A necessidade de repensar e reformular o corpus da literatura latino-americana deriva da certeza de que sua delimitação atual obedece, em última instância, a uma visão oligárquico-burguesa da literatura, visão que foi transmutada em base crítica quase axiomática, mediante operações ideológicas que só recentemente são discerníveis como tais. Deriva também da convicção de que o desenvolvimento real das contradições sociais na América Latina permite ensaiar outras alternativas que se vinculem aos interesses e `a cultura populares” Antonio Cornejo Polar.
 

Número 43 da excelente coleção “Humanita”, publicada pela Universidade Federal de Minas Gerais, neste ano, O condor voa, do peruano Antonio Cornejo Polar, uma reunião de seus principais trabalhos sobre a Crítica latino-americana e sobre autores andinos.
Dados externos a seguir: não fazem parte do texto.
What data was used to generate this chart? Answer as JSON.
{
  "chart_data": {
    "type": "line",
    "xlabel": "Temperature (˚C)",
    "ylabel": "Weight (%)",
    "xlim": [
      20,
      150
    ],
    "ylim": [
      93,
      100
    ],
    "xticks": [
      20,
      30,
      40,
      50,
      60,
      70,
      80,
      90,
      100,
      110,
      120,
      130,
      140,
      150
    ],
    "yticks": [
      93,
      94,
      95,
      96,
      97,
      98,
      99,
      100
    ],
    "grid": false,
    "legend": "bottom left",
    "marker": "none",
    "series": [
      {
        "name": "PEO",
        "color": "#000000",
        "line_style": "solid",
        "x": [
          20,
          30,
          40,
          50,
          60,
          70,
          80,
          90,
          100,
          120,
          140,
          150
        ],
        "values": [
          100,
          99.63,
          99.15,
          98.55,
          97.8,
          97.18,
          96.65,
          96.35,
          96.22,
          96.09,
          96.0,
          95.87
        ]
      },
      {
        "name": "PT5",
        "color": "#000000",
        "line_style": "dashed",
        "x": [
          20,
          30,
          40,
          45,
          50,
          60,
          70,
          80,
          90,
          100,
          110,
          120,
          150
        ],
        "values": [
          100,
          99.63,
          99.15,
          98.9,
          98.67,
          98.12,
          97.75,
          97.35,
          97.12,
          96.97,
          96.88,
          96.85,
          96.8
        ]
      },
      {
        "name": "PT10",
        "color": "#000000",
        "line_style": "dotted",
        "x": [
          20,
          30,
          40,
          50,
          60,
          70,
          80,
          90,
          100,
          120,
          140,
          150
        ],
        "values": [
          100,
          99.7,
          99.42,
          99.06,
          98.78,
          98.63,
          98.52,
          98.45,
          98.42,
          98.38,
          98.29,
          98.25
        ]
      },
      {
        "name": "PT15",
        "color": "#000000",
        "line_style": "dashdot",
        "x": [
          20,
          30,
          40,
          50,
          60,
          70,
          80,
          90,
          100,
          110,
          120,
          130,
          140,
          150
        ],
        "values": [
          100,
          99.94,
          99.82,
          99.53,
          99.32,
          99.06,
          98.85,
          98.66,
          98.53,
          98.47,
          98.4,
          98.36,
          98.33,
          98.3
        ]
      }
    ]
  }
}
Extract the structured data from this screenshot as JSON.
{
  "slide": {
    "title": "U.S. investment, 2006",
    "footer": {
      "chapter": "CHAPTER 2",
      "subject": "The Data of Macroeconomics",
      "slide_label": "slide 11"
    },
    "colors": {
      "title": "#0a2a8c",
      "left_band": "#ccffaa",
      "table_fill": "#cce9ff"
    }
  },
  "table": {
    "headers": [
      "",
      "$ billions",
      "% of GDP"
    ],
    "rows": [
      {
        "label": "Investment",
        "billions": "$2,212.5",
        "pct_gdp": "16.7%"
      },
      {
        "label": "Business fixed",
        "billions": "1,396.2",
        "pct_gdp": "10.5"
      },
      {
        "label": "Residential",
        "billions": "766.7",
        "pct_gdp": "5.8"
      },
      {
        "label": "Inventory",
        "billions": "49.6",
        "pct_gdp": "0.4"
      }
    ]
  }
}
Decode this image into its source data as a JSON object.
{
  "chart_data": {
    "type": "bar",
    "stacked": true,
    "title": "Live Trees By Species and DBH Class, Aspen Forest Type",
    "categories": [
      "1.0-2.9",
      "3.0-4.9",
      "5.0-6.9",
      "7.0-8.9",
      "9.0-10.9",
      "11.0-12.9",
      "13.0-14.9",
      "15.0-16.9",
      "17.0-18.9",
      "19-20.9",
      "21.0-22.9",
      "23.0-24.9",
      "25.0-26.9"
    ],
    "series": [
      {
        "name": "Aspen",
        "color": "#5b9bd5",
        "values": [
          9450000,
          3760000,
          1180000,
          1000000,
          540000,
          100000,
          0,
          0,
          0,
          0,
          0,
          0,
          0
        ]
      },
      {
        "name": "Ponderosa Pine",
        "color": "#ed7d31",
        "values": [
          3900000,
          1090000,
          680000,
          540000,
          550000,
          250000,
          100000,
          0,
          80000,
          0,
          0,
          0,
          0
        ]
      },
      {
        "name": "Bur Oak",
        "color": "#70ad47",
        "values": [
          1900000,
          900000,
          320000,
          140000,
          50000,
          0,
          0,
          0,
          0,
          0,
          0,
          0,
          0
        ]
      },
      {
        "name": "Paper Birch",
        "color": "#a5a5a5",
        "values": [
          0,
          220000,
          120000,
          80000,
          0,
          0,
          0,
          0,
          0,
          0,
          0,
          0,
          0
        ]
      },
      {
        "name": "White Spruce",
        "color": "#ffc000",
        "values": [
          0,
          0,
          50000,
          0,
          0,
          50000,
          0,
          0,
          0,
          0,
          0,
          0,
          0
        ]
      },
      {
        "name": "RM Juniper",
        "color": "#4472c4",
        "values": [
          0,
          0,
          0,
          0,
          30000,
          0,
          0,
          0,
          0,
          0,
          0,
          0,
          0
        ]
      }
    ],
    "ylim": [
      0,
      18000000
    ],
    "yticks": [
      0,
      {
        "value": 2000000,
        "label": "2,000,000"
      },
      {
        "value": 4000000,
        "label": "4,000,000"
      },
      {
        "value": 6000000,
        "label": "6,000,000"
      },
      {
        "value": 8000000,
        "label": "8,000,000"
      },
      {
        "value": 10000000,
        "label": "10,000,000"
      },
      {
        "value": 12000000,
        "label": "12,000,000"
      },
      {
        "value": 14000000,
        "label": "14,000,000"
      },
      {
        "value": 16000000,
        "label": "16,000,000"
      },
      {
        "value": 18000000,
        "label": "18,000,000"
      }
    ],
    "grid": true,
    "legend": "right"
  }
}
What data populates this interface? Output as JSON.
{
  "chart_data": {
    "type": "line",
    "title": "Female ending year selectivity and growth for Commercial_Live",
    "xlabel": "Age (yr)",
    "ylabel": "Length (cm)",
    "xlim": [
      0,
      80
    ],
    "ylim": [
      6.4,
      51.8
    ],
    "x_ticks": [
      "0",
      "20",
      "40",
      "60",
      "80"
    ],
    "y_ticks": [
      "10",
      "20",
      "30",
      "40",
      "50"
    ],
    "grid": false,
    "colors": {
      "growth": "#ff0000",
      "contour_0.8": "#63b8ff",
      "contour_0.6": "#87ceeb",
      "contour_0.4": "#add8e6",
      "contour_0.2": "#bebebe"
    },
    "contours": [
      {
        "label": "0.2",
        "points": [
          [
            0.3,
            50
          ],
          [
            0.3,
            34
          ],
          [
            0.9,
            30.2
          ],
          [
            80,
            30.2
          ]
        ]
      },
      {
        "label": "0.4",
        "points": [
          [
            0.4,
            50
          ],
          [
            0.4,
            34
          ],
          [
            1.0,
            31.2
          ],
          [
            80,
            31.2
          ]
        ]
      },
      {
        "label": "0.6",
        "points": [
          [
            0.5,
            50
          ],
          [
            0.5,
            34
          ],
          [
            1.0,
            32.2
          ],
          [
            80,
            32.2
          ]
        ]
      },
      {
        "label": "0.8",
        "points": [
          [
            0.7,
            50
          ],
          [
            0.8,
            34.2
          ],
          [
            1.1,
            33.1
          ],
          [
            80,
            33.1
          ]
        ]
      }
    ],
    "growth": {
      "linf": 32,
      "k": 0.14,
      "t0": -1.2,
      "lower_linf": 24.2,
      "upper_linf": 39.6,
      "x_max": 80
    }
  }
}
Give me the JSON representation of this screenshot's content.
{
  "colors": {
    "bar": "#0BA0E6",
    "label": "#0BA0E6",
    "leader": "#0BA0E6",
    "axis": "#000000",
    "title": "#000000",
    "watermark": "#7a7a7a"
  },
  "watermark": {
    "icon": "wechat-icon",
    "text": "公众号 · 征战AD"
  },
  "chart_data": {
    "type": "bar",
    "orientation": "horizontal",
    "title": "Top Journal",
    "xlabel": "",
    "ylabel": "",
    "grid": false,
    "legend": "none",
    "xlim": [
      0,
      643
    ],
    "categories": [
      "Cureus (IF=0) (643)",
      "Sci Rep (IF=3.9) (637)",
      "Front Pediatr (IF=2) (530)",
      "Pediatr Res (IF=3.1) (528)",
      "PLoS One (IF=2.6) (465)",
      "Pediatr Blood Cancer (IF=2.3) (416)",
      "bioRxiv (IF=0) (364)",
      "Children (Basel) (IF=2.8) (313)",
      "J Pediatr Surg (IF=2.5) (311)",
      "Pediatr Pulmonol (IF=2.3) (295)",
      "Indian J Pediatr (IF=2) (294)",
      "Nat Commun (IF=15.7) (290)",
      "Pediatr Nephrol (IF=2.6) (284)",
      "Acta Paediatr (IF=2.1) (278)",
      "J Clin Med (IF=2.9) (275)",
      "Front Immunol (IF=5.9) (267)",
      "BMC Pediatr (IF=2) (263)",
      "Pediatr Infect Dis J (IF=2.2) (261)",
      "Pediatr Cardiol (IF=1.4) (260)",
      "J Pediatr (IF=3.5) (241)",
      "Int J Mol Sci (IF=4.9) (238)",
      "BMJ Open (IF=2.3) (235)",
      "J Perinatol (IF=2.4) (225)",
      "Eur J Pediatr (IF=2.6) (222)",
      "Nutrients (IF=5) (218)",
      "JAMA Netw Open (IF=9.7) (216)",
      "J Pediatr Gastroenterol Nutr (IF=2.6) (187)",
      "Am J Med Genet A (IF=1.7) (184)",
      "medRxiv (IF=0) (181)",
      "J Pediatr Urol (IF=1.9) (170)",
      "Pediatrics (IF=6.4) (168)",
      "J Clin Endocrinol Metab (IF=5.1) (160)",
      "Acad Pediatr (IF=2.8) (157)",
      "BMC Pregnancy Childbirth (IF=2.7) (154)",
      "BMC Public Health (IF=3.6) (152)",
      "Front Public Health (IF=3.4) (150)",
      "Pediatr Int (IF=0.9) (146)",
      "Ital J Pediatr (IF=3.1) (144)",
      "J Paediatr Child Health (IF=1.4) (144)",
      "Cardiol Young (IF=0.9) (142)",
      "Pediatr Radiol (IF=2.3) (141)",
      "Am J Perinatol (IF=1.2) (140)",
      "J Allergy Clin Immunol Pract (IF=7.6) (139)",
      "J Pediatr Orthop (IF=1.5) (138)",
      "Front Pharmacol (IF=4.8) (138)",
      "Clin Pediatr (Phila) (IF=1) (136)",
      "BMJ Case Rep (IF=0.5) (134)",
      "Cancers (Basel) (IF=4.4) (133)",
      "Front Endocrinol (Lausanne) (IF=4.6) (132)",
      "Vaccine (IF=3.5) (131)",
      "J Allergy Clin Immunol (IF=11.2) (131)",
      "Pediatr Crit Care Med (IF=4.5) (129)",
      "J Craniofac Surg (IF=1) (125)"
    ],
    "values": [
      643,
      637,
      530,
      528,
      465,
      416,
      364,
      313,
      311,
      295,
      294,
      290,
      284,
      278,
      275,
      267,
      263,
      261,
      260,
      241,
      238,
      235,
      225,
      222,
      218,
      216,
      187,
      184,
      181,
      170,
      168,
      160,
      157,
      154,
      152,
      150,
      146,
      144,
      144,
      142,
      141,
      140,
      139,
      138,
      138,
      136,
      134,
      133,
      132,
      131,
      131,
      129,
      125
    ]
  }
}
Num desses trabalhos, “Unidade, Pluralidade, Totalidade: o corpus da Literatura latino-americana” sua  proposta é esboçar o corpus sobre o qual deveria trabalhar a crítica literária latino-americana. Ele parte da realidade, comum no Continente (ainda que ele se refira mais especificamente à Literatura andina): a crítica é  efetuada, apenas, sobre corpus unitários e mais ou menos homogêneos, sendo portanto, excluída de sua análise toda a produção que se diferencie da norma privilegiada, obediente às leis culturais dos grupos dominantes. Isto é, a crítica literária latino-americana trabalha sobre corpus ilegitimamente recortados, eliminadora de tudo o quê não seja Literatura culta (o popular, por exemplo, que no Brasil corresponderia à Literatura de Cordel ou a expressão em línguas nativas) numa recusa insensata diante do real interesse que esses corpus despertam numa parcela da população.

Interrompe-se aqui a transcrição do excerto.